The Hewitson Profile: Ginette McDonald’s timeless comedy honoured
Ginette McDonald: "People always misinterpret what I say." Photo / Hagen Hopkins
Ginette McDonald is good with voices. Now, a new anthology celebrates the long and varied career of the actor who brought us Lynn of Tawa. Just don’t call it a valedictory.
This is supposed to be an interview with the actor, producer and writer Ginette McDonald. It is, I realised swiftly, useless to even attempt interviewing Ginette McDonald. I happily admit defeat. Best just to sit back and enjoy her brand of entertaining stream of consciousness. You might not end up where you planned to go but her road trip is more thrilling. It involves careering head first along off-road detours, skidding through potholes and charging through gates.
It is also akin to attempting to interview a more genial version of the Queen of Hearts in Lewis Carroll’s Alice’s Adventures in Wonderland. The Queen is given to shouting: “Off with his head! Off with her head!” There were a fair few decapitated heads lying on the floor by the end of my attempted interview.
A lot of things get her goat. Here is a by-no-means-exhaustive list: Hubris. Grandness. Toxic people. That journalist – the daughter of a close family friend – she invited into her house, where they had a good old gossip then some plonk. “Well, she wrote it as if she’d never met me in her life. And then I was this wild woman who drank continuously and smoked. I’m never letting a journalist in my house again.”
I was safely on the end of a phone so she was very nice to me. Phew. I wouldn’t care to be on the list of things and people who get her goat, although there is always the possibility I will have got her goat somewhere in this interview that was not an interview.
You know who Ginette McDonald is, or at least, was. She is still best known, and still adored, sometimes to her chagrin, for being the gum-chewing Lynn of Tawa, the character she conjured when she was just 16 and who became “a blessing and a curse”. Some people thought she really was named Lynn and did come from Tawa. Which you can see might be just a tad wearying.

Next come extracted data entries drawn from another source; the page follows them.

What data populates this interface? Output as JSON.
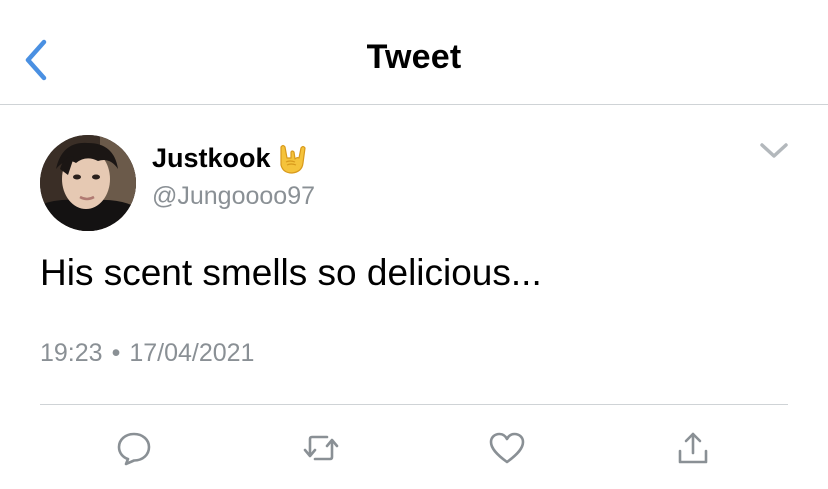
{
  "header": {
    "title": "Tweet",
    "back_icon": "chevron-left-icon",
    "accent_color": "#4a90e2"
  },
  "tweet": {
    "author": {
      "display_name": "Justkook",
      "emoji": "sign-of-the-horns-emoji",
      "handle": "@Jungoooo97"
    },
    "text": "His scent smells so delicious...",
    "time": "19:23",
    "separator": "•",
    "date": "17/04/2021"
  },
  "actions": [
    {
      "name": "reply",
      "icon": "comment-icon"
    },
    {
      "name": "retweet",
      "icon": "retweet-icon"
    },
    {
      "name": "like",
      "icon": "heart-icon"
    },
    {
      "name": "share",
      "icon": "share-icon"
    }
  ],
  "colors": {
    "secondary_text": "#8a9095",
    "icon_gray": "#8a9095",
    "divider": "#cfd3d6"
  }
}
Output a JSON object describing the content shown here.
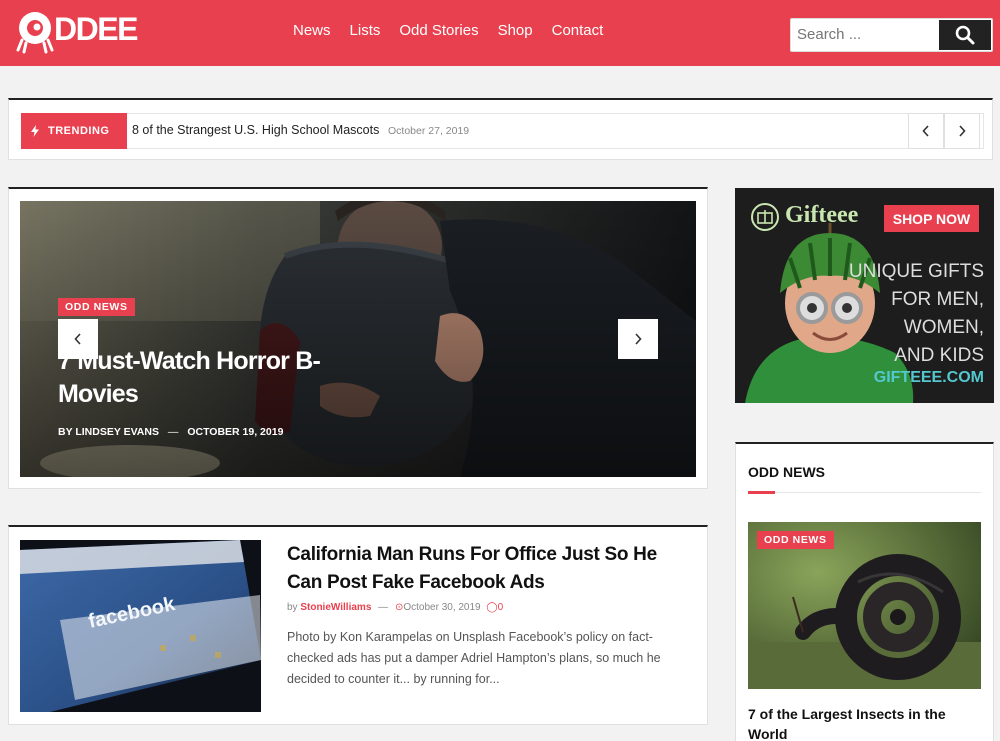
{
  "site": {
    "logo_text": "ODDEE"
  },
  "nav": {
    "items": [
      {
        "label": "News"
      },
      {
        "label": "Lists"
      },
      {
        "label": "Odd Stories"
      },
      {
        "label": "Shop"
      },
      {
        "label": "Contact"
      }
    ]
  },
  "search": {
    "placeholder": "Search ..."
  },
  "trending": {
    "label": "TRENDING",
    "title": "8 of the Strangest U.S. High School Mascots",
    "date": "October 27, 2019"
  },
  "featured": {
    "category": "ODD NEWS",
    "title": "7 Must-Watch Horror B-Movies",
    "by": "BY",
    "author": "LINDSEY EVANS",
    "dash": "—",
    "date": "OCTOBER 19, 2019"
  },
  "article": {
    "title": "California Man Runs For Office Just So He Can Post Fake Facebook Ads",
    "by": "by",
    "author": "StonieWilliams",
    "dash": "—",
    "date": "October 30, 2019",
    "comments": "0",
    "excerpt": "Photo by Kon Karampelas on Unsplash    Facebook’s policy on fact-checked ads has put a damper Adriel Hampton’s plans, so much he decided to counter it... by running for..."
  },
  "ad": {
    "brand": "Gifteee",
    "cta": "SHOP NOW",
    "tagline_1": "UNIQUE GIFTS",
    "tagline_2": "FOR MEN,",
    "tagline_3": "WOMEN,",
    "tagline_4": "AND KIDS",
    "url": "GIFTEEE.COM"
  },
  "widget": {
    "title": "ODD NEWS",
    "post": {
      "category": "ODD NEWS",
      "title": "7 of the Largest Insects in the World"
    }
  },
  "colors": {
    "brand_red": "#e8404f",
    "dark": "#222222",
    "ad_teal": "#53c9cf"
  },
  "icons": [
    "bolt-icon",
    "search-icon",
    "chevron-left-icon",
    "chevron-right-icon",
    "clock-icon",
    "comment-icon"
  ]
}
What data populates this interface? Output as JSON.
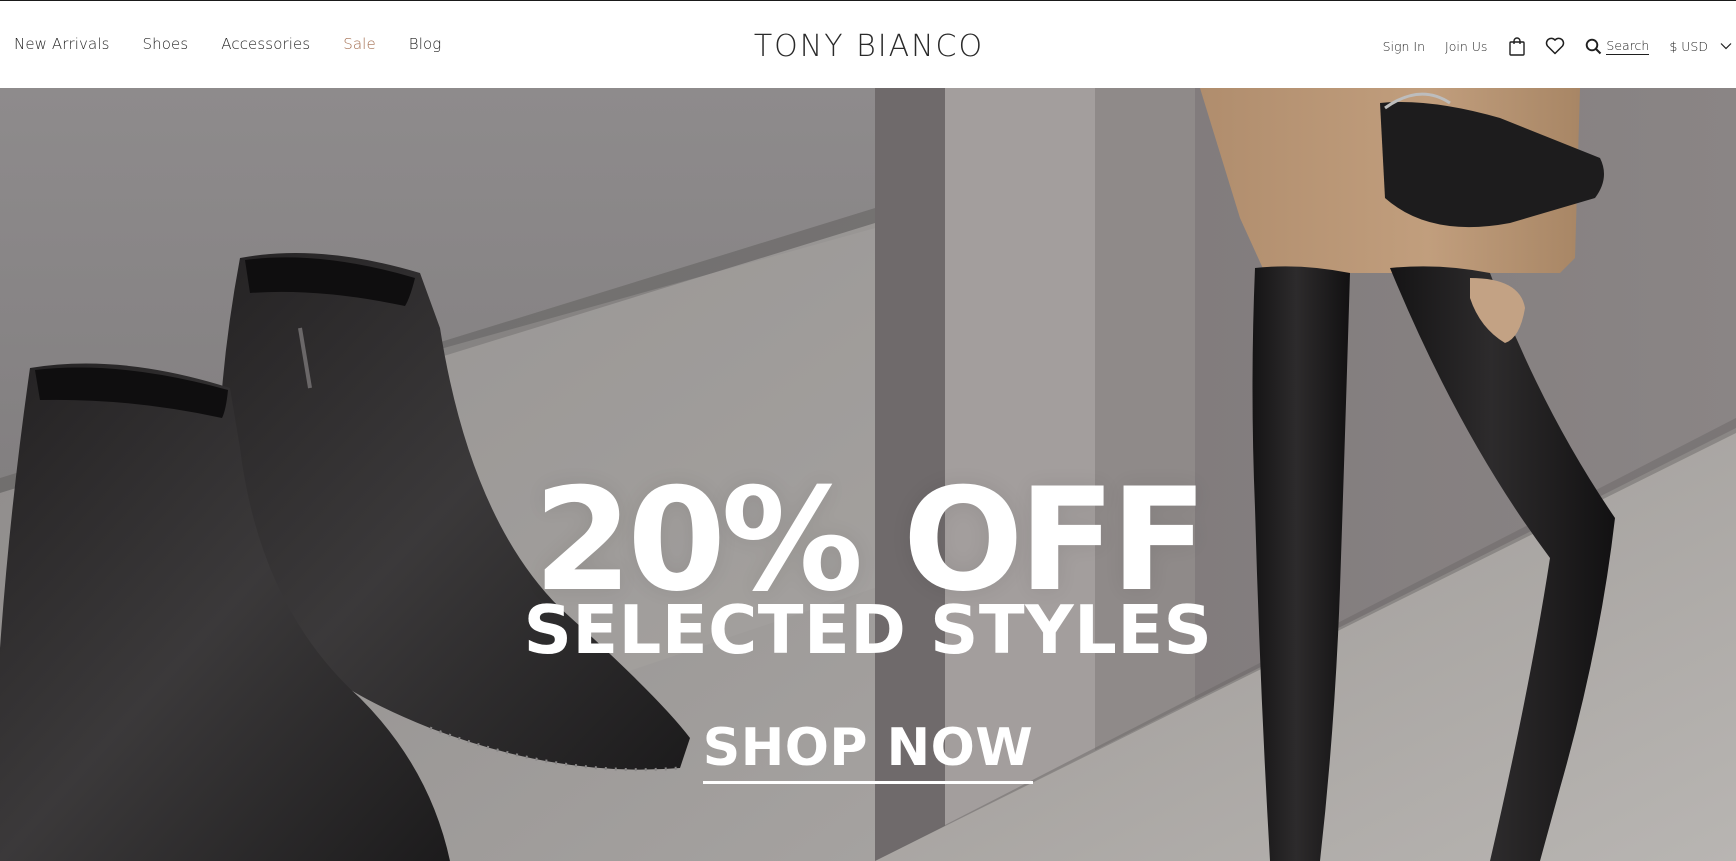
{
  "header": {
    "nav": {
      "new_arrivals": "New Arrivals",
      "shoes": "Shoes",
      "accessories": "Accessories",
      "sale": "Sale",
      "blog": "Blog"
    },
    "brand": "TONY BIANCO",
    "utility": {
      "sign_in": "Sign In",
      "join_us": "Join Us",
      "bag_icon": "shopping-bag-icon",
      "wishlist_icon": "heart-icon",
      "search_icon": "magnifier-icon",
      "search_label": "Search",
      "currency": "$ USD",
      "currency_icon": "chevron-down-icon"
    },
    "colors": {
      "sale": "#a06a4b",
      "text": "#1f1f1f"
    }
  },
  "hero": {
    "headline": "20% OFF",
    "subheadline": "SELECTED STYLES",
    "cta": "SHOP NOW"
  }
}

Her brother Michael wrote the scripts. That nasal, flat-as-a-failed-pikelet New Zild accent was all hers.
She is a genius at accents. Another list: She does, for me, her willing audience of one, a pitch-perfect Helen Clark. The late playwright Bruce Mason, who encouraged her to become an actor: “You’re a bit fat but you might have a career if you get on with it.” She loved him.
One of the accents she most relishes delivering is that of her Chinese hairdresser. McDonald says her daughter, actor Kate McGill, told her: “Mum. No. Don’t do the accent.”
“I told the Chinese hairdresser that I had been told off, and she said, ‘Oh, no. I don’t mind. Do it for me now.’ So I did. She has a patter where she gets any old bag in the chair, does something to their hair and then says: ‘Ooh, very sexy. You get husband now.’” She did the accent for me.